Guidance Software EnCase Endpoint Security
Strengths: A unique forensic approach to endpoint security – effective especially when investigating an incident.
Weaknesses: Some limitations based on the way the analytics are done. However, for the most part, these limitations, such as exfiltration on a USB stick, are manageable in other ways. A bit pricey.
Verdict: We have liked the innovations from Guidance in the past and this no exception. If you are an EnCase shop already, do not hesitate to add this tool to your quiver. If not, give it a close look. It can tell you things about an attack that nothing else can.
Now here was a surprise. We are used to seeing EnCase in the forensics world but for some reason - call us asleep at the switch if you want - we never saw this coming. The deeper we looked into the product the more it looked like forensics to us. Guidance Software has traditionally had a good look into the internals of computers as part of its forensic analysis tools. Why not extend that to endpoint protection? Why not, indeed?
That is exactly what Guidance has done. Everything is based on the observations of a kernel-level agent at the endpoint. This prevents an attacker or malware from obfuscating its activities. "Given enough data, we can learn anything," as an old colleague used to say. The whole purpose of the agent is to collect those data.
EnCase Endpoint Security really has two parts: Threat Detection and Incident Response. Threat Detection is the analytics piece of the puzzle and it focuses on signature-less analysis of zero-days, APTs, insiders, etc. Incident Response is the cybersecurity side. It validates that an event actually has happened, assesses its potential impact, triages and remediates. Because of the way the kernel-level agent works it is operating system agnostic and, as one would expect, it takes a forensic approach to analytics. That is, it sees beyond the top layer and does not damage the files under its scrutiny.

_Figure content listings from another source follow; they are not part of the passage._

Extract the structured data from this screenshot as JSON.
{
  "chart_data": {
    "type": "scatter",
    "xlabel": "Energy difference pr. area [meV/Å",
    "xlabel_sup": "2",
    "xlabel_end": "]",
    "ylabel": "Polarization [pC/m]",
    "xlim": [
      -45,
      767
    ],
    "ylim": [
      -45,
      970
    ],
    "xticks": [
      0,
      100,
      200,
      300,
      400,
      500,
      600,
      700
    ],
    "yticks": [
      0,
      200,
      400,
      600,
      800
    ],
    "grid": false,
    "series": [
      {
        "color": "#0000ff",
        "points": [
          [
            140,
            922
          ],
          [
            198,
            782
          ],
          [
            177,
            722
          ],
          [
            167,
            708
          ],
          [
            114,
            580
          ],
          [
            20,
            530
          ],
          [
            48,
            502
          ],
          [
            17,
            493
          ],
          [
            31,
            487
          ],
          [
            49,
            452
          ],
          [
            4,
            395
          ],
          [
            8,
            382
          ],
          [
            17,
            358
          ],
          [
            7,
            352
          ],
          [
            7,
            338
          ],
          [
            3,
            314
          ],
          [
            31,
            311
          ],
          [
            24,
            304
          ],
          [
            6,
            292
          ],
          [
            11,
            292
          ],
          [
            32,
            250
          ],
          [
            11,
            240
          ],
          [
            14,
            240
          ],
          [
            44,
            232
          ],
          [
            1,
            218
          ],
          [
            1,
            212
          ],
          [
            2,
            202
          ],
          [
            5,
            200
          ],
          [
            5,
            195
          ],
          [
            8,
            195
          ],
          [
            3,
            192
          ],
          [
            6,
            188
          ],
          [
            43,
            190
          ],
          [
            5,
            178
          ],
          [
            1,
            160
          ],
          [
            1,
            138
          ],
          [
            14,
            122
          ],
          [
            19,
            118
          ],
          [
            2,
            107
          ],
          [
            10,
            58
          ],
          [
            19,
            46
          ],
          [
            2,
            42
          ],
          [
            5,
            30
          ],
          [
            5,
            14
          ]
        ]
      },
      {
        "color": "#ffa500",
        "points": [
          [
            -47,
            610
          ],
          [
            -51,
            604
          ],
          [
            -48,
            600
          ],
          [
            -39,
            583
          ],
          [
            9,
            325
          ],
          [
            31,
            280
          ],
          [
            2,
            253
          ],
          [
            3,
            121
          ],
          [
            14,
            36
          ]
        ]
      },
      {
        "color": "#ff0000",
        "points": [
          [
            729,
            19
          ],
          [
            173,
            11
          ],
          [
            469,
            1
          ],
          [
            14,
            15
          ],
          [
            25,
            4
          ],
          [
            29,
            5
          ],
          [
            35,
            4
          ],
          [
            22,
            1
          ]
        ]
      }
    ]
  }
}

The agent can see the results of such things as attached devices, file systems and memory. This gets the analytics under the operating system, applications, native files and encrypted data. Again, as one would expect, this is a purely forensic approach to data gathering and analysis. A side benefit of this approach is that you can perform periodic security audits at a deep level. Once a baseline is established on a particular device, periodic audits will expose changes in critical functionality of the device and its applications.
EnCase Endpoint Security plays very well with others. For example, it can exchange information with such organizations as Splunk, QRadar, FireEye, Palo Alto, Intel Security, Sourcefire and Cisco ThreatGrid. Agents can be managed using Intel Security's McAfee ePolicy Orchestrator.
The solution uses a process the company calls "response automation" to respond to an event. First, as soon as an attacker triggers a response from the agent, the agent communicates with EnCase Endpoint Security to provide a listing of such things as running processes, open ports and their connections, existence of sensitive data and how exposed it is to the attacker.
That information also might come from another source, such as an IDS/IPS or a firewall, through some sort of alerting device such as a SIEM.
When the investigator/administrator logs into the system, they are presented with a landing dashboard. The landing page has the usual top level information but it is presented in anything but the usual way. One pane shows the status of ongoing investigations, another pane shows the source of alerts and, finally, the most interesting, the machines with alerts active. This last pane shows a cluster of colored bubbles of different sizes. The user can see at a glance what level of alerting exists on each device. If there is an especially large bubble, that means that there is a serious alert at that address. Clicking on a bubble starts a drill-down process. The entire detection process can be enhanced with blacklists and whitelists that the user can create. Drill-down gets you a complete picture of what's going on at that IP and why it's alerting.
We mentioned baselining earlier. EnCase Endpoint Security has an explicit function just for that. This is the file compare. The file can be compared to an earlier scan of the same file - the baseline - and changes detected. Reporting is complete. DLP is a forensic task and is performed on data at rest only. Because of the reliance on forensic techniques, EnCase Endpoint Security acts much like a tool for digital forensic incident response at the endpoint.
Price is a bit high for this one. Documentation is strong, as is typical from Guidance Software, and a basic support package is included as well as more advanced packages, many based on high level engineering support. The product interacts with ThreatGRID from Cisco for deep malware analysis.